普段の僕は静かです(笑)。ひとりでいることが多い。たまに『仮面ライダーエグゼイド』のメンバー、瀬戸利樹くんや小野塚勇人くんとご飯に行ったりもしますけど。だいたいはひとりで出かけますね。何かを買うためとかではなくて、目的はなく街をぶらっとしたりするのが好きです。古本屋に入ってみたりとか。家では、お気に入りの映画『007』のDVDをBGMがわりに流して、掃除したり料理をしたり、のんびり過ごしています」

 得意料理はチャーハン。目下、大好物の茶わん蒸しに挑戦中だそう。

「母からレシピを教わって作るんですけど、1度もうまくできたことがなくて。誰か簡単に作る方法を教えてほしいです(笑)」

 最後に読者へのメッセージをお願いします。

『仮面ライダー』のときとは違う僕が、舞台で右往左往しているところを楽しんでいただきたいです

<舞台情報>
タクフェス 春のコメディ祭!『笑う巨塔』
 宅間孝行、作・演出のシチュエーションコメディー。
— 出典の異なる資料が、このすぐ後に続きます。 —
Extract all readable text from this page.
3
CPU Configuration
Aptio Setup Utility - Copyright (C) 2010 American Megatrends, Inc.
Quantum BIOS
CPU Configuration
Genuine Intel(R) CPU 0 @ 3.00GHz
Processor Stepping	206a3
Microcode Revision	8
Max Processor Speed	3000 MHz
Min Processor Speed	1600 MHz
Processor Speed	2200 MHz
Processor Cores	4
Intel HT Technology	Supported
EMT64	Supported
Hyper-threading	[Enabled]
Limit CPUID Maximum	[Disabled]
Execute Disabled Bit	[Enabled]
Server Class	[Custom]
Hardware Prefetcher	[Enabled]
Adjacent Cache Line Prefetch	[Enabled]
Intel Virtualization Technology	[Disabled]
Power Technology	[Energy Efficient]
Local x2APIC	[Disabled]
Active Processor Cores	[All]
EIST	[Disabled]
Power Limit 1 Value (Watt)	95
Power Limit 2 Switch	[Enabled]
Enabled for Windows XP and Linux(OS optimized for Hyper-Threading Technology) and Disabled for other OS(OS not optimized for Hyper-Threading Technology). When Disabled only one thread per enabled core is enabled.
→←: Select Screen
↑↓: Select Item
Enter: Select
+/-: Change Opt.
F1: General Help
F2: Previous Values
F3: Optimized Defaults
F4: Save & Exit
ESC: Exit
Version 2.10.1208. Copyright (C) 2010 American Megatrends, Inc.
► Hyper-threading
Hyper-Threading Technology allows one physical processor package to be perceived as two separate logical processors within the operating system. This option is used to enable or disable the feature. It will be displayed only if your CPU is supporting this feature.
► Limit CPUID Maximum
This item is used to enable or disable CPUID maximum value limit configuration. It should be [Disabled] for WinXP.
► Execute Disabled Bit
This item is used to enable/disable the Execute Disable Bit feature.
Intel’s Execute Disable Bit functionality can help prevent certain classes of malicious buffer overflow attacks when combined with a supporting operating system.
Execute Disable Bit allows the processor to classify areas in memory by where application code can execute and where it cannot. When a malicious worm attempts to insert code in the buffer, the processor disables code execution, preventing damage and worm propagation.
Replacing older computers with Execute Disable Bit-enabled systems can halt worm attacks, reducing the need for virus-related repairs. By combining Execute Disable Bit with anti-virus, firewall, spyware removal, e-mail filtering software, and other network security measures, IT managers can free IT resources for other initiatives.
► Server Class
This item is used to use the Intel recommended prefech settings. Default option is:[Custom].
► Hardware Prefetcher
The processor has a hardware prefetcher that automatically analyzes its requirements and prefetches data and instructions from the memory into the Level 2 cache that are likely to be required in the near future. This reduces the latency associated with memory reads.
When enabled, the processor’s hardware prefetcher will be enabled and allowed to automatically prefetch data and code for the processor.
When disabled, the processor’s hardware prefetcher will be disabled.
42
舞台は東京のとあるところにある病院のロビー。入院患者に見舞い客、医者や看護師までさまざまな人々の思いや事情が交錯して、平穏だった病院はとんでもない事態に……。出演/宅間孝行、篠田麻里子、松本享恭、石井愃一、梅垣義明、かとうかず子、鳥居みゆき、片岡鶴太郎ほか。

■東京公演:3月29日(木)~4月8日(日)@東京グローブ座ほか、愛知、兵庫、愛媛、福井にて上演。
【公式HP】http://takufes.jp/kyotou/

<プロフィール>
まつもと・うきょう◎1994年12月27日生まれ。福岡県出身。’15年ドラマ『ウルトラマンX』で俳優デビュー。’16年ドラマ『仮面ライダーエグゼイド』で花家大我/仮面ライダースナイプ役で注目を集める。舞台『黒子のバスケ』など舞台でも活躍。映画『人狼ゲーム インフェルノ』は4月7日公開。映画『パパはわるものチャンピオン』9月公開予定。